Была она и сегодня. Двое стражников стояли неподалеку от пирамиды, укрывшись в тени дворца, и посматривали по сторонам. Впрочем, особо смотреть было не на что; кроме стен и пустого двора да и собственно стражников, тут никого и ничего не было.
– Видишь?
Пакит осторожно кивнул. Видит, да. Только вот что именно? Переспрашивать он не решался. Властитель посмотрел на башню Тюа. Тень переползла на грань быка.

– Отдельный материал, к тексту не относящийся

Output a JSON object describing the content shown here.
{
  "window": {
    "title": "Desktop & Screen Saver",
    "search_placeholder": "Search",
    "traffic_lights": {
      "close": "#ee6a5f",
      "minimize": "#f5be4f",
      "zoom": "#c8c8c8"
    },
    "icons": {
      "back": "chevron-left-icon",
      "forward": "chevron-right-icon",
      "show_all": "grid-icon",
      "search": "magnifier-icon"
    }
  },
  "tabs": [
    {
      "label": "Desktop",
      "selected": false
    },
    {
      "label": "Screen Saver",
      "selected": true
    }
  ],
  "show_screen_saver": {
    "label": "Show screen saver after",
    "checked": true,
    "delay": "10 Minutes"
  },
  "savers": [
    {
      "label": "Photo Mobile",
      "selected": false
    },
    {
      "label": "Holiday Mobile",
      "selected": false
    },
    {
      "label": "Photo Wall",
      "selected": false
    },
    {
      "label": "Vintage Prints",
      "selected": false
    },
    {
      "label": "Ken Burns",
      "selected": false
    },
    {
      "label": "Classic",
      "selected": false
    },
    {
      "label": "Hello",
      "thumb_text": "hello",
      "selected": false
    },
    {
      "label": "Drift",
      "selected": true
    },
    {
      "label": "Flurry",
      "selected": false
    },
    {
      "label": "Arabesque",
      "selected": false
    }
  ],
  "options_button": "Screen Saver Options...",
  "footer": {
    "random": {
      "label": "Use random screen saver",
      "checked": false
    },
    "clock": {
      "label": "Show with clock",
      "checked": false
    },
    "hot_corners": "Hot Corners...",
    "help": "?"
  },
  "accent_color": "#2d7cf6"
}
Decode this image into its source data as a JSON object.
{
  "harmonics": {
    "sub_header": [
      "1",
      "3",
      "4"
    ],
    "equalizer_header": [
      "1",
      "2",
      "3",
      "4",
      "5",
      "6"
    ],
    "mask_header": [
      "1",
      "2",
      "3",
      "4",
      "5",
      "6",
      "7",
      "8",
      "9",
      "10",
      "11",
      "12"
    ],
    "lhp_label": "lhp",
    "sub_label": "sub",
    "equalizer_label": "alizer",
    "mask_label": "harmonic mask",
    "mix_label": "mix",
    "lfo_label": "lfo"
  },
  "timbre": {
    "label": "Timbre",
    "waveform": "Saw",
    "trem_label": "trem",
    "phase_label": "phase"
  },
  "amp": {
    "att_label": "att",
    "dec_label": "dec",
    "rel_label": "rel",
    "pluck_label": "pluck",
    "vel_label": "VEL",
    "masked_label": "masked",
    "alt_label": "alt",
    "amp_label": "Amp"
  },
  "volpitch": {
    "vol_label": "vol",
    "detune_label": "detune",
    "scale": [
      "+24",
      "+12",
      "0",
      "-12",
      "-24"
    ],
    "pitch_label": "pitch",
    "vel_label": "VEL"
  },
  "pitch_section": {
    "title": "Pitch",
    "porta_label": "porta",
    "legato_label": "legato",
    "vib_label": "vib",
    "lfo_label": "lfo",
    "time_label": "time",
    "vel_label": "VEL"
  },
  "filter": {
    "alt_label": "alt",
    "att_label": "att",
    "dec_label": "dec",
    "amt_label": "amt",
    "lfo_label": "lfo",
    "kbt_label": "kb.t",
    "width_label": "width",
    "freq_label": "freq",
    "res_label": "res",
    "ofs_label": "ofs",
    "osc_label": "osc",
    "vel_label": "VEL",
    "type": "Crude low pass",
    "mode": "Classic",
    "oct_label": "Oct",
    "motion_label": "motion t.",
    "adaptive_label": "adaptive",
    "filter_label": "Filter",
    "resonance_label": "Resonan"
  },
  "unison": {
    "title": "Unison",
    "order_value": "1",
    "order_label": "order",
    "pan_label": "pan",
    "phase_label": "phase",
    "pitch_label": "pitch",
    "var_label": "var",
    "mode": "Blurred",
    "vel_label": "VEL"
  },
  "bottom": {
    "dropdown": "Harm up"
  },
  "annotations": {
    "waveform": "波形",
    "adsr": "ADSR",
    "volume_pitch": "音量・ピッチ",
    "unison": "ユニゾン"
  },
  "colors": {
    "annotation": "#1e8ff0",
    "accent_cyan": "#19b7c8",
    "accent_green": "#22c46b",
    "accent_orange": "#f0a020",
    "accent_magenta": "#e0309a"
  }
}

– Смотри внимательно, воин.
Пакит и без того смотрел во все глаза, даже подался вперед, но ничего пока не видел. Ничего кроме того, что и было до этого, – башня, два стражника. Он покосился на властителя, тоже смотрящего вниз. Смотрящего с нетерпеливым напряжением.
И вдруг – увидел.
Увидел, для этого стоило лишь правильно посмотреть. Это как в детстве, когда он с сестрой уходил на луг – одно из немногих сохранившихся воспоминаний додворцовой жизни. Смотришь на траву, и вроде ничего особенного не видно. Так, трава и трава. А потом вдруг раз! Кузнечик прицепился к травинке, выпучив глаза, зеленая гусеница выгнулась дугой, зависнув под листком, муравей тащит, пятясь, засохшую соломинку. Все видно, стоит только присмотреться. Или как в поединке. Вон он, соперник, стоит перед тобой, опустив руку с тяжелым мечом. Грудь в плотном панцире, глаза прищурены. Что от него ждать, как действовать? Ведь видишь его в первый раз. Кто кого? Но стоит присмотреться... Ноги тонкие, нервные, через кожу хорошо видны тренированные мышцы икр. Такой порхать будет как бабочка, постоянно находясь в движении, и жалить пчелой, неожиданно и резко, действуя с дальней позиции. Меч длинный, но явно тяжеловат. Панцирь слишком плотный, значит, не даст легким работать в полную силу. Попрыгает такой, поскачет и скоро выдохнется. Просто надо дать ему вымахаться, пускай он сам от себя устанет, от своей собственной суеты. Глухо защищаться и время от времени имитировать атаку, а потом, когда дыхание у противника собьется и силы будут уже не те, обрушиться на него всей мощью. Главное – уметь увидеть.